Project L contains two decks of puzzle cards, a white and a black deck, that create the supply of puzzles. White puzzles tend to be easier, typically requiring only two or three smaller tiles to complete. However, they’re also worth the least amount of points, if any at all. These puzzles are the best place to start to as a way to gain larger tiles, making it possible to take on the harder puzzles later on. 
The black puzzle tiles are where the real point generation lies. Players who complete black puzzles will earn three, four, or five points for each puzzle, as well as gain a new tile. Once players have obtained a wider range of tiles, there’s always an element of racing to grab the highest valued puzzles.  
The game ends when the last black puzzle has been drawn from the deck and placed face-up. To ensure players all have an equal number of turns, finish the round after the last puzzle has been drawn. After that, each player gets one final turn before Finishing Touches.
After the last round has been completed and everyone takes their final turn, Finishing Touches begins. At this stage, players have the opportunity to finish any incomplete puzzles they have in their possession. Players may choose to place pieces from their supply into their last remaining pieces without concerning themselves with action points. Instead, players lose one point from total score for each piece placed during this phase. It’s a neat little feature that let’s players creep ahead if they’re ever just a couple points behind, but an all too alluring trap for a completionist like myself.  


Honestly, I’ve really loved my time with Project L and while it is absolutely staying in my collection, it’s unlikely that it will get played very often. It’s a very fun, but very light game. It’s plenty enjoyable, but it won’t satisfy anyone who is looking for a challenge. The most challenging part of Project L is deciding whether it’s more beneficial to use your actions to finish a puzzle in your possession, or take a new one before your opponents do. The deepest puzzles Project L has to offer are filling in familiar Tetris patterns.  

That said, it’s a good game to use as a warm-up to something to your game night’s main course. It’s light, fast, and easy to teach. Just this passed weekend I got together with some folks to play Nemesis and broke out Project L to play while we waited for the last person to arrive. It was a nice little appetizer game that got everyone into the competitive spirit for some light fun before we conspired to murder one another.

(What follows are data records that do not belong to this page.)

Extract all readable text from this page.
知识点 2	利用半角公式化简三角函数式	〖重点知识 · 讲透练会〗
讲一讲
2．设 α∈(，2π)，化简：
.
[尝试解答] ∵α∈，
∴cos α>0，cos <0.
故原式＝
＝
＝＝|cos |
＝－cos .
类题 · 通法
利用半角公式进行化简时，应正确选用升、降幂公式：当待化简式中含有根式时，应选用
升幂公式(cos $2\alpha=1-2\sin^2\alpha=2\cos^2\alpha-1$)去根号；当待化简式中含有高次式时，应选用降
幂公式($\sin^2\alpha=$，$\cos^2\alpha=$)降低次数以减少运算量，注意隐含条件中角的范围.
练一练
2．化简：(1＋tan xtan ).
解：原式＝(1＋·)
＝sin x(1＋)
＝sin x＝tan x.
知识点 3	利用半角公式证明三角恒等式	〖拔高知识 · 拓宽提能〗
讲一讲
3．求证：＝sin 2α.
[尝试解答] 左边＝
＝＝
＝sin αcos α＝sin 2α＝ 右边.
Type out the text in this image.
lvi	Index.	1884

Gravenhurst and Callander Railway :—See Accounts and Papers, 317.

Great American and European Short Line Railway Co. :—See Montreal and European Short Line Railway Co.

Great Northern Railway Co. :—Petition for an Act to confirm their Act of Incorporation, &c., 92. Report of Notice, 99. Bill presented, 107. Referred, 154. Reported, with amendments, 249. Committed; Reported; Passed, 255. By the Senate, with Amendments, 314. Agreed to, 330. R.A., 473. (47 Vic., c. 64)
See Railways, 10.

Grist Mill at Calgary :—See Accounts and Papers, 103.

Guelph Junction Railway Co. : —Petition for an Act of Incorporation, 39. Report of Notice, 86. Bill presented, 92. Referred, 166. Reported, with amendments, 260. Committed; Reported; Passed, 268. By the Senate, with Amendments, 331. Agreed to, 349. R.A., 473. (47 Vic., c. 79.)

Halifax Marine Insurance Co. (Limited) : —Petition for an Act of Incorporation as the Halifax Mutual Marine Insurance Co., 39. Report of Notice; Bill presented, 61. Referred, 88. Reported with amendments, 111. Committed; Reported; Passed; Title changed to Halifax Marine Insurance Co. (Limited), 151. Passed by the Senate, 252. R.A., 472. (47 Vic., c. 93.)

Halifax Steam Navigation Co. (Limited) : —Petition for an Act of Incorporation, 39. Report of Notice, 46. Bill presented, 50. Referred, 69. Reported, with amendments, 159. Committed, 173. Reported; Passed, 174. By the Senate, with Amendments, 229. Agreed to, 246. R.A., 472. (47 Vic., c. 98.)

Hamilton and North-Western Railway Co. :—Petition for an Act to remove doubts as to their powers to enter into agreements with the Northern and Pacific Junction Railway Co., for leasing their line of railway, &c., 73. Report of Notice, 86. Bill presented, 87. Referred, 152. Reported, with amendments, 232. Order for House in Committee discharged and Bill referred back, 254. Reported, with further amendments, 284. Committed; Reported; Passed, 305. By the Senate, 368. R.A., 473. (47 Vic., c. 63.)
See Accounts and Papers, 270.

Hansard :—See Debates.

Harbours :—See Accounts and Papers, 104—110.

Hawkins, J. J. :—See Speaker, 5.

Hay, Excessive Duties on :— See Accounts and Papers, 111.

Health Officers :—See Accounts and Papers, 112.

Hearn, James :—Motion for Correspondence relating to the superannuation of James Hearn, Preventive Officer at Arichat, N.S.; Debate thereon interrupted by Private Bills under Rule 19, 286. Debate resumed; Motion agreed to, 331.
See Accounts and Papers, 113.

If you can find it, the Kickstarter edition includes additional components that allow Project L to be scaled up to six players, as well as a few variant expansions that make the game more interesting. There’s a set of puzzles that offers rewards players with an additional Master Action instead of a new tile. Little additions like that add a wider range of strategies that I wish were in the base game for those who would like a bit more depth.
The base game however will be much easier to find when it releases later this month. Project L will be coming to retail this month with an MSRP of $34.99 but has been listed on other web retailers like Miniature Market for as low as $27.99. At that price, Project L is the perfect fit for any collection. 

Player Count: 

1 – 4 players

Play Time:

20 – 40 minutes

Core Mechanics: 

Action Points
Card Drafting
Tile Placement
Pattern Building
Catchy Russian Theme Songs


This may be the easiest game I’ve ever taught.


The tactile nature of Project L is one of the reasons it works so well. Puzzle cards are thick, dual layered, and durable where the tiles’ noisy clacking reminds me of tentagram puzzles. 

Replay Value: 

As far as “filler games” go, I think it will be a relatively long while before Project L wears out its welcome. That said, it’s too light for me to suggest playing in situations other than over coffee or entertaining guests.